Choosing Designated Areas
When visiting a beach, inquire first about designated areas with a lifeguard, and avoid obvious risks such as large waves and rip currents. Some of the most common ocean water hazards, reports the Red Cross, include changing tides, drop-offs that suddenly change the depth of water, and underwater obstacles such as rocks and other sharp elements. This is why swimming in a place known to be safe and overseen by staff who are trained in lifesaving is important. Always research the beach you will be visiting to see what official sites and other travelers have to say about any risks associated with particular beaches or seasons.

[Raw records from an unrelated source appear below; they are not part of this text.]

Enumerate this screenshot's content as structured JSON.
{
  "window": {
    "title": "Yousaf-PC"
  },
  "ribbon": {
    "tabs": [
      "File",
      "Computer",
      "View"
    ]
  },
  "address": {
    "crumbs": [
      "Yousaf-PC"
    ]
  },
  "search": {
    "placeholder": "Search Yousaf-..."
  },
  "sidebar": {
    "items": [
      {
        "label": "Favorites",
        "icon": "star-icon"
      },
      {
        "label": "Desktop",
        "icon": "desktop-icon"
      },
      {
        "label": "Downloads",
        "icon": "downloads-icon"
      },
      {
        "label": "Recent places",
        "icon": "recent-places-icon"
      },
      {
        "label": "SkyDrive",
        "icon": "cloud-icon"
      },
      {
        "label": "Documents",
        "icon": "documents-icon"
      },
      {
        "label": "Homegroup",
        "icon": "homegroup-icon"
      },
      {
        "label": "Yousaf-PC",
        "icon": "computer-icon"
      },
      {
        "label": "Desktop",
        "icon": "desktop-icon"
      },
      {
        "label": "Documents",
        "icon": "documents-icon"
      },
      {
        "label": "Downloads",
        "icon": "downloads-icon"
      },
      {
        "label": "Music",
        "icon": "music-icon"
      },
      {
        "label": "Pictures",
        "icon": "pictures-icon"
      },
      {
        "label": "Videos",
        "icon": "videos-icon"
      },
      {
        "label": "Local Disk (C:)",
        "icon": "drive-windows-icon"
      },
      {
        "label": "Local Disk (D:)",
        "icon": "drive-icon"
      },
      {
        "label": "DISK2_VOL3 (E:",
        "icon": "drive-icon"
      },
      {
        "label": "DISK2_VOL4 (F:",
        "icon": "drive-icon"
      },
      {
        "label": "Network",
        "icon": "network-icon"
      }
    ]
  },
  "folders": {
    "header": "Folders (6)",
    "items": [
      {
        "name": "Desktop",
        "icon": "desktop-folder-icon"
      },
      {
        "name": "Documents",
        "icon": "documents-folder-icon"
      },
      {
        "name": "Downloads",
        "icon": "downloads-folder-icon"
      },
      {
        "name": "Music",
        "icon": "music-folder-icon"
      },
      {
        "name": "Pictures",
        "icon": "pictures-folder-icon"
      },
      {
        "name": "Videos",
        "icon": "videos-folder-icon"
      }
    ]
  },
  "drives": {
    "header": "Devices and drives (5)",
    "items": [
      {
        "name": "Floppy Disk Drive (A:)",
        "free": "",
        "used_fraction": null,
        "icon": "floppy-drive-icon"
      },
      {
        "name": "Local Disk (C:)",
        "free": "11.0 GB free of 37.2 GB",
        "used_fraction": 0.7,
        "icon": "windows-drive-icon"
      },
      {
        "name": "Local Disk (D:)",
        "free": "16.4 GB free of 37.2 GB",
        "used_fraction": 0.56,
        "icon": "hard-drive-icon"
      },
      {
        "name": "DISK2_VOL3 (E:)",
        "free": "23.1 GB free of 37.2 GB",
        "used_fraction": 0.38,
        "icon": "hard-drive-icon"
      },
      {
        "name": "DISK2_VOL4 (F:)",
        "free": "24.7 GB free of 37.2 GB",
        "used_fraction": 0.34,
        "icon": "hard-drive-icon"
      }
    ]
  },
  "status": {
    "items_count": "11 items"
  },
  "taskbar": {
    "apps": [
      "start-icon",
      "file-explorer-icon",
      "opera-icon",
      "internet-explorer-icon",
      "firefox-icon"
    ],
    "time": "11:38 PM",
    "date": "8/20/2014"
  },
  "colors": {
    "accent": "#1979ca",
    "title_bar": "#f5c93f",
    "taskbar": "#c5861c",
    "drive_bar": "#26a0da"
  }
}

Finally, research before you leave home on how to ‘ride a rip current’ if you are ever caught in one. You should avoid swimming against a current, waiting instead until it is over, and then swimming as soon as you can to the shore.

Practicing Boat Safety
If you choose a classic boating destination such as the Cote d’Azur, Ibiza, or the Amalfi Coast, sailing may be a favorite activity during your travels. If so, you will need to learn to avoid boating related drownings by following key measures. These include ensuring everyone on the boat knows how to swim, wearing officially approved personal flotation devices, and avoiding alcohol intake while you are aboard. Children should be supervised by at least one parent or guardian, and all passengers should only swim in places known and approved by boating staff or official sailing organizations. Knowing how to perform CPR and how to perform the cross chest carry (to pull someone out of the water if there is an issue) are vital skills that could save lives. Finally, any boat you take into the ocean should have a first aid kit, spare food and water, a fire extinguisher, and other key equipment.

Wearing The Appropriate Winter Gear
If you will be visiting a beachside destination during the colder months of the year, you may still be able to swim. In the Canary Islands, for instance, the water is chillier than in the summer, but still warm enough for many to enjoy a swim. Invest in a good wetsuit, which will dramatically increase your buoyancy and help keep you warm and insulated. The wetsuit will help keep you afloat you if you feel tired and need to stop swimming for a while.

If you are planning on visiting a beachside paradise soon, make sure you have your water safety tips down. Knowing how to swim, wearing appropriate protective equipment and wetsuits, and researching any beaches you will be visiting before leaving home, can help you feel secure. So, too, can completing a CPR course and learning skills such as pulling someone safely out of the water if they are in distress.